If you leave the turf toe untreated, you can cause Hallux limitus. This is arthritis as a result of turf toe, and can cause a permanent limp. The arthritis will reduce the motion of your foot, causing pain, and changing your natural gait. If you are going to spend money on medical care, feet should be one of your most important areas to spend the money. You rely on your feet more than you realize.

GiraffeEars
Post 2

@ Cougars- How did you know you had turf toe? I have had swelling and pain in the ball of my foot since I took a cross-country run. I stepped funny on a root, and had to walk the rest of the way off the trail. Now I have burning foot pain in my right foot, and it hasn't gone away. It's been about a week, but I don't have insurance so I am trying to tough it out.

What are the treatments for turf toe? Is it all right that I don't see a doctor, or can it cause permanent damage to my foot?

cougars
Post 1

I have had turf toe before and it takes a while to heal. I actually hurt my toe in martial arts, not on the football field where it is most common.

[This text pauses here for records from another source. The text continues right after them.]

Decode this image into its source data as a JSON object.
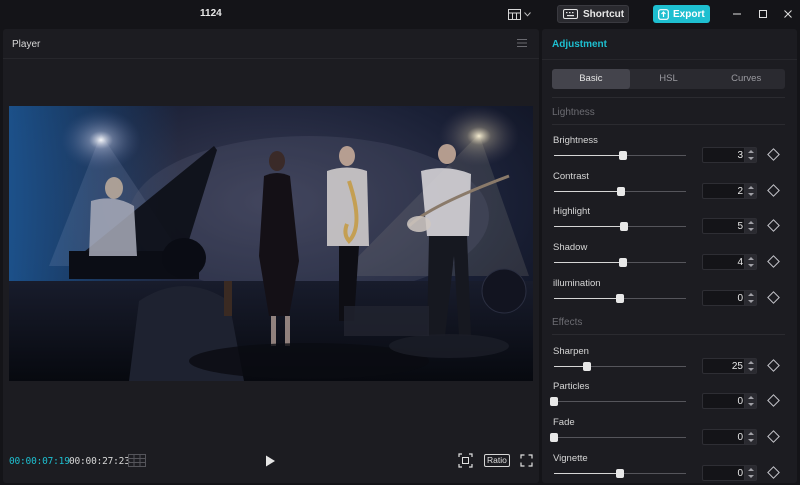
{
  "window": {
    "title": "1124"
  },
  "titlebar": {
    "shortcut_label": "Shortcut",
    "export_label": "Export",
    "accent": "#1ebfd0"
  },
  "player": {
    "title": "Player",
    "time_current": "00:00:07:19",
    "time_total": "00:00:27:23",
    "ratio_label": "Ratio"
  },
  "adjustment": {
    "title": "Adjustment",
    "tabs": [
      {
        "label": "Basic",
        "active": true
      },
      {
        "label": "HSL",
        "active": false
      },
      {
        "label": "Curves",
        "active": false
      }
    ],
    "sections": {
      "lightness": "Lightness",
      "effects": "Effects"
    },
    "controls": [
      {
        "label": "Brightness",
        "value": "3",
        "level": 0.52
      },
      {
        "label": "Contrast",
        "value": "2",
        "level": 0.51
      },
      {
        "label": "Highlight",
        "value": "5",
        "level": 0.53
      },
      {
        "label": "Shadow",
        "value": "4",
        "level": 0.52
      },
      {
        "label": "illumination",
        "value": "0",
        "level": 0.5
      },
      {
        "label": "Sharpen",
        "value": "25",
        "level": 0.25
      },
      {
        "label": "Particles",
        "value": "0",
        "level": 0.0
      },
      {
        "label": "Fade",
        "value": "0",
        "level": 0.0
      },
      {
        "label": "Vignette",
        "value": "0",
        "level": 0.5
      }
    ]
  }
}
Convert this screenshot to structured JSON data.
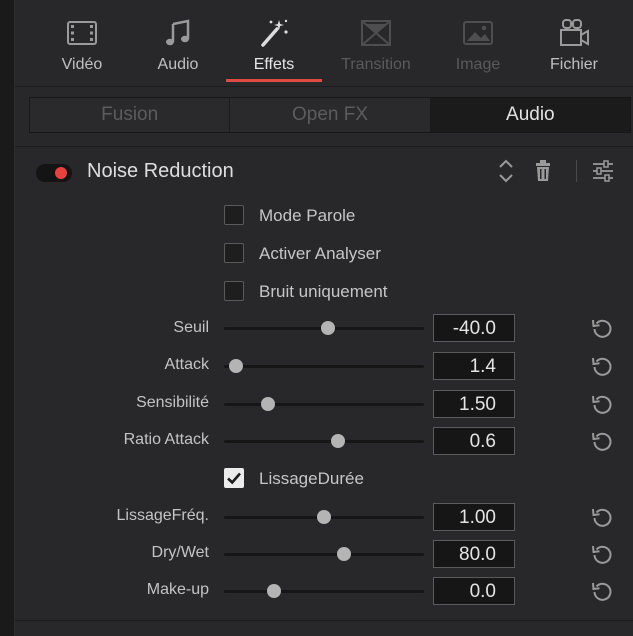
{
  "toolbar": {
    "items": [
      {
        "label": "Vidéo",
        "icon": "film-icon",
        "state": "normal"
      },
      {
        "label": "Audio",
        "icon": "music-note-icon",
        "state": "normal"
      },
      {
        "label": "Effets",
        "icon": "magic-wand-icon",
        "state": "active"
      },
      {
        "label": "Transition",
        "icon": "transition-icon",
        "state": "disabled"
      },
      {
        "label": "Image",
        "icon": "image-icon",
        "state": "disabled"
      },
      {
        "label": "Fichier",
        "icon": "file-icon",
        "state": "normal"
      }
    ],
    "accent_color": "#e04a45"
  },
  "tabs": [
    {
      "label": "Fusion",
      "selected": false
    },
    {
      "label": "Open FX",
      "selected": false
    },
    {
      "label": "Audio",
      "selected": true
    }
  ],
  "effect": {
    "title": "Noise Reduction",
    "enabled": true,
    "toggle_color": "#e8423f"
  },
  "options": [
    {
      "label": "Mode Parole",
      "checked": false
    },
    {
      "label": "Activer Analyser",
      "checked": false
    },
    {
      "label": "Bruit uniquement",
      "checked": false
    }
  ],
  "params_a": [
    {
      "label": "Seuil",
      "value": "-40.0",
      "level": 0.52
    },
    {
      "label": "Attack",
      "value": "1.4",
      "level": 0.06
    },
    {
      "label": "Sensibilité",
      "value": "1.50",
      "level": 0.22
    },
    {
      "label": "Ratio Attack",
      "value": "0.6",
      "level": 0.57
    }
  ],
  "smoothing": {
    "label": "LissageDurée",
    "checked": true
  },
  "params_b": [
    {
      "label": "LissageFréq.",
      "value": "1.00",
      "level": 0.5
    },
    {
      "label": "Dry/Wet",
      "value": "80.0",
      "level": 0.6
    },
    {
      "label": "Make-up",
      "value": "0.0",
      "level": 0.25
    }
  ]
}
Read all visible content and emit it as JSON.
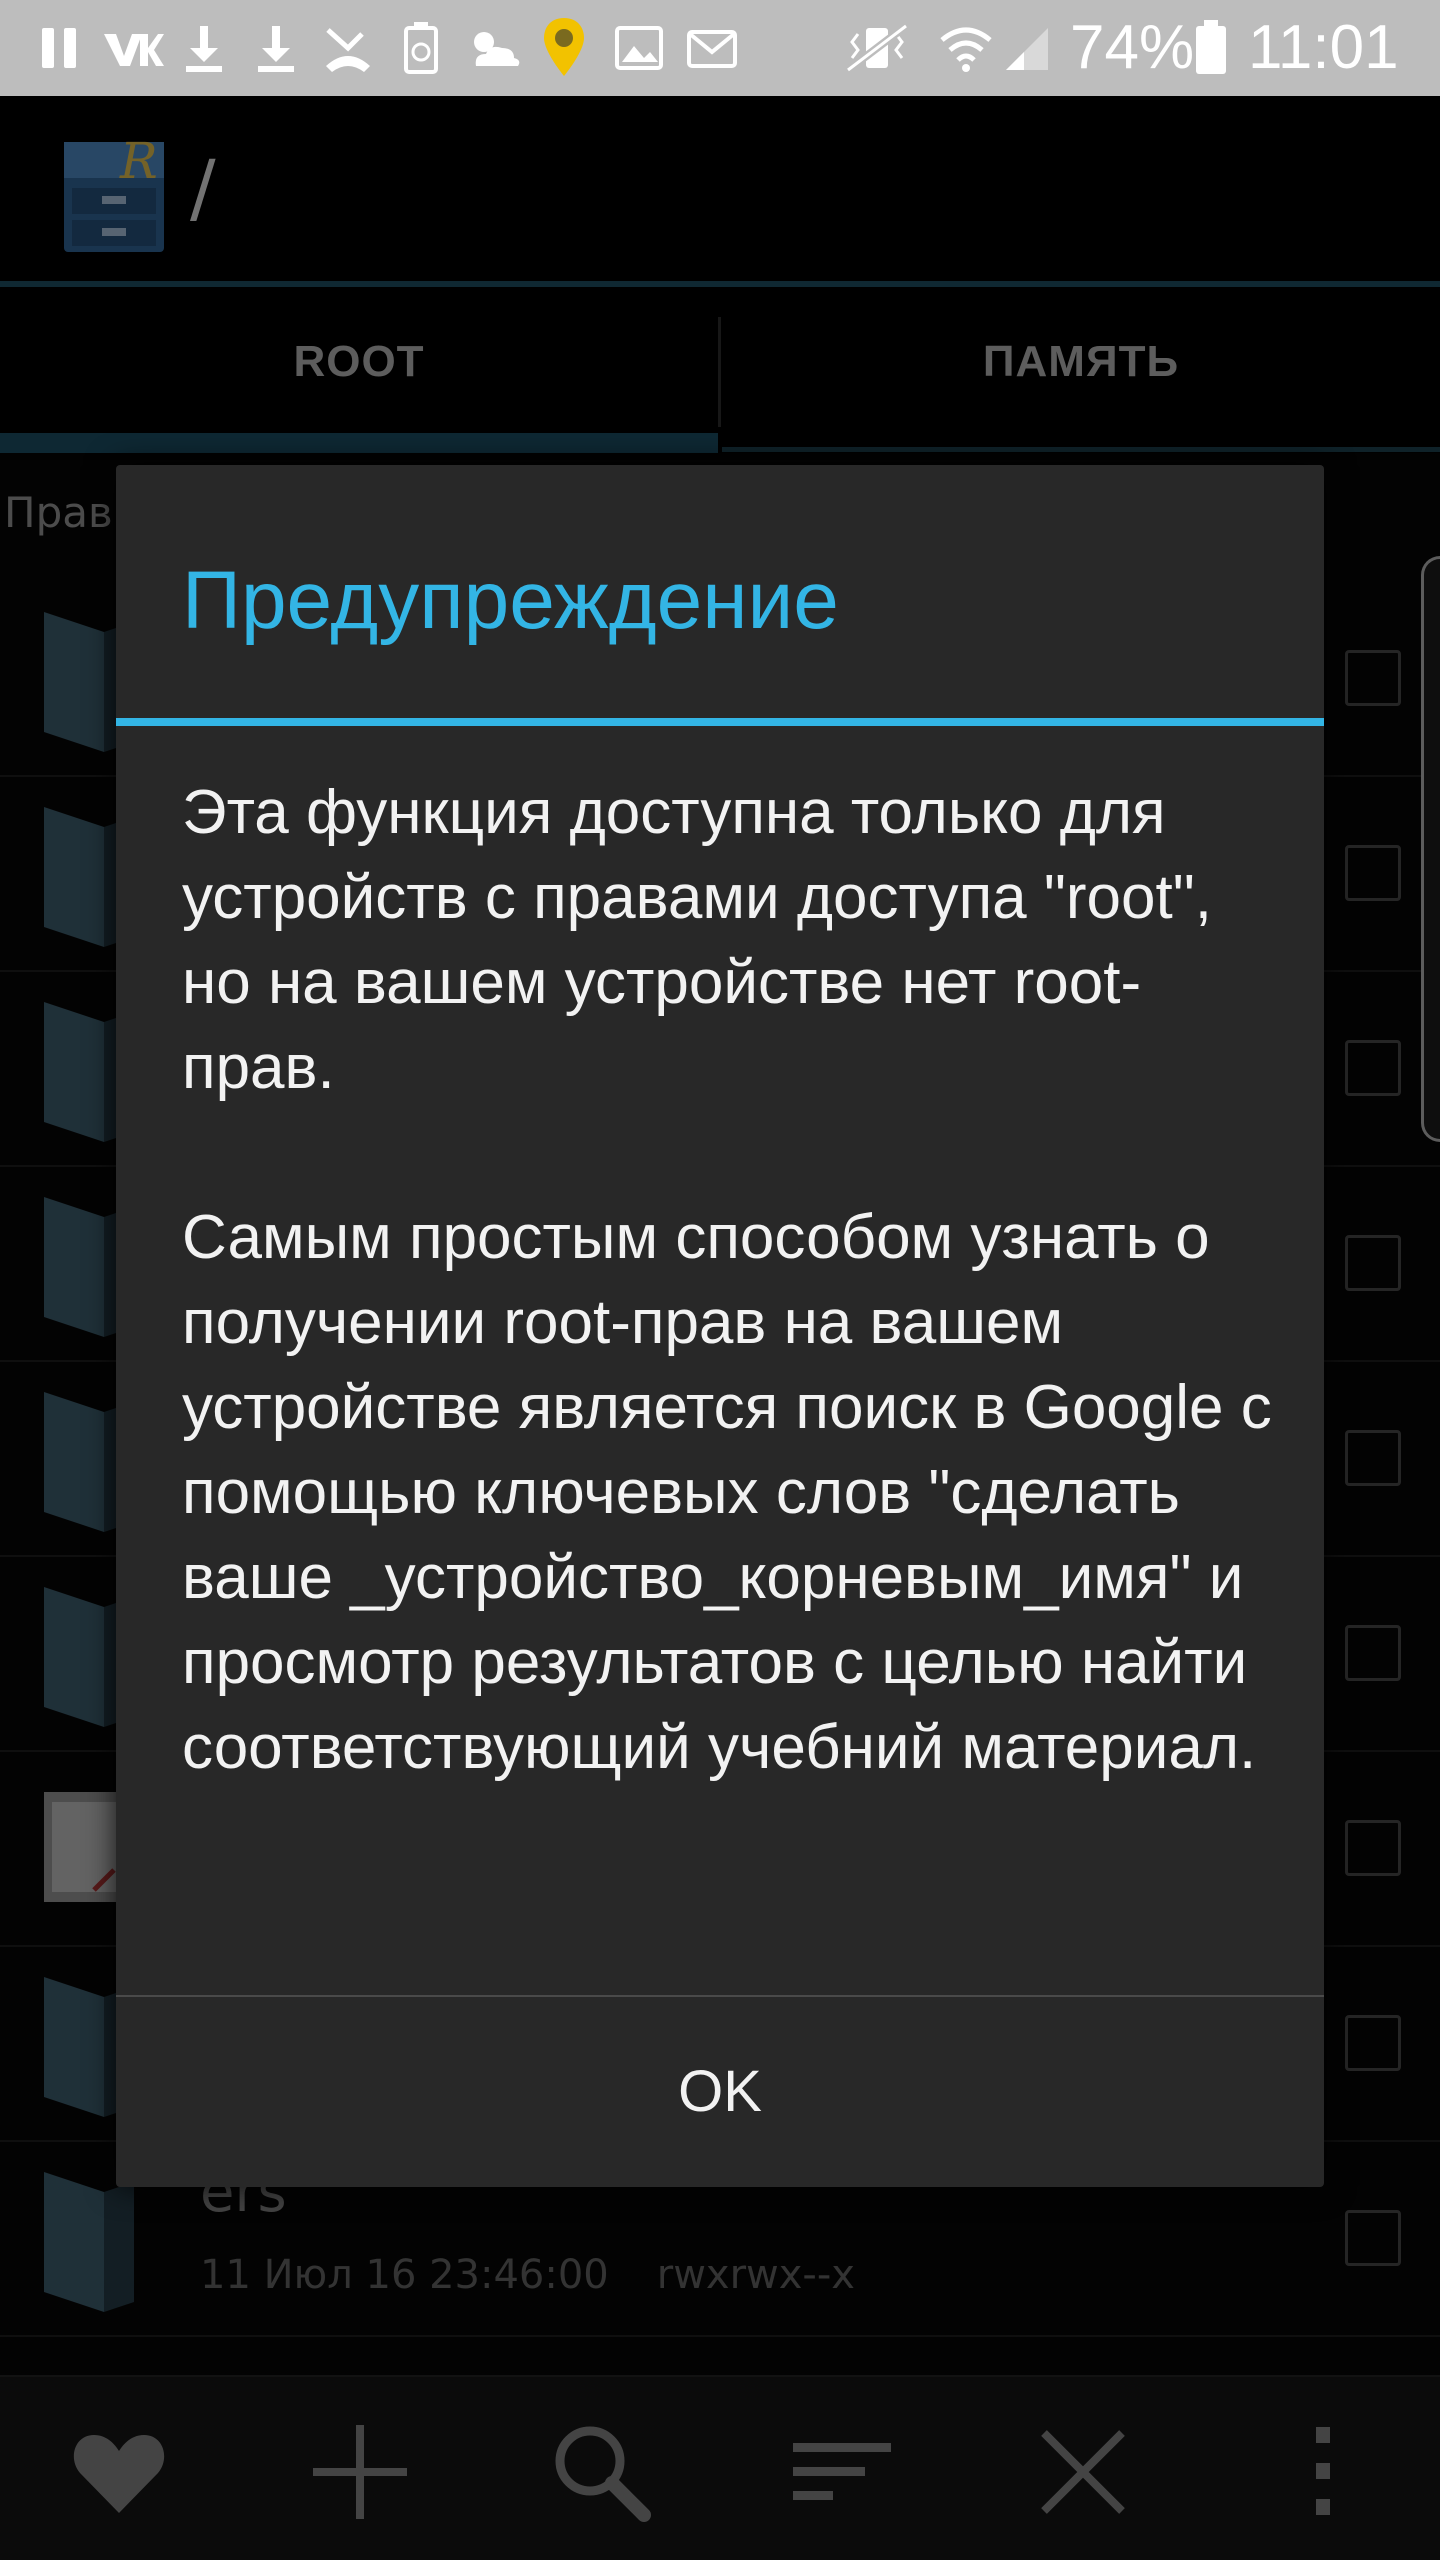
{
  "status_bar": {
    "battery_percent": "74%",
    "time": "11:01"
  },
  "action_bar": {
    "path": "/",
    "app_icon": "root-explorer-app-icon"
  },
  "tabs": [
    {
      "label": "ROOT",
      "selected": true
    },
    {
      "label": "ПАМЯТЬ",
      "selected": false
    }
  ],
  "file_list": {
    "header": "Прав",
    "visible_row": {
      "name": "ers",
      "date": "11 Июл 16 23:46:00",
      "permissions": "rwxrwx--x"
    }
  },
  "dialog": {
    "title": "Предупреждение",
    "message": "Эта функция доступна только для устройств с правами доступа \"root\", но на вашем устройстве нет root-прав.\n\nСамым простым способом узнать о получении root-прав на вашем устройстве является поиск в Google с помощью ключевых слов \"сделать ваше _устройство_корневым_имя\" и просмотр результатов с целью найти соответствующий учебний материал.",
    "ok_label": "OK"
  },
  "bottom_toolbar": [
    {
      "icon": "heart-icon"
    },
    {
      "icon": "plus-icon"
    },
    {
      "icon": "search-icon"
    },
    {
      "icon": "sort-icon"
    },
    {
      "icon": "close-icon"
    },
    {
      "icon": "more-vertical-icon"
    }
  ],
  "colors": {
    "accent": "#33b5e5",
    "dialog_bg": "#282828",
    "status_bar": "#bdbdbd"
  }
}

Turf toe is basically a sprain of the ligament that connects the big toe to the metatarsal bone. The ligament is on the bottom of the foot, and the pain is almost like a burning or tearing sensation. If you stay off your feet, and do not bend your toe, it can heal in about a month, but my foot took almost three months to heal. I was also on crutches for about four or five days after the injury.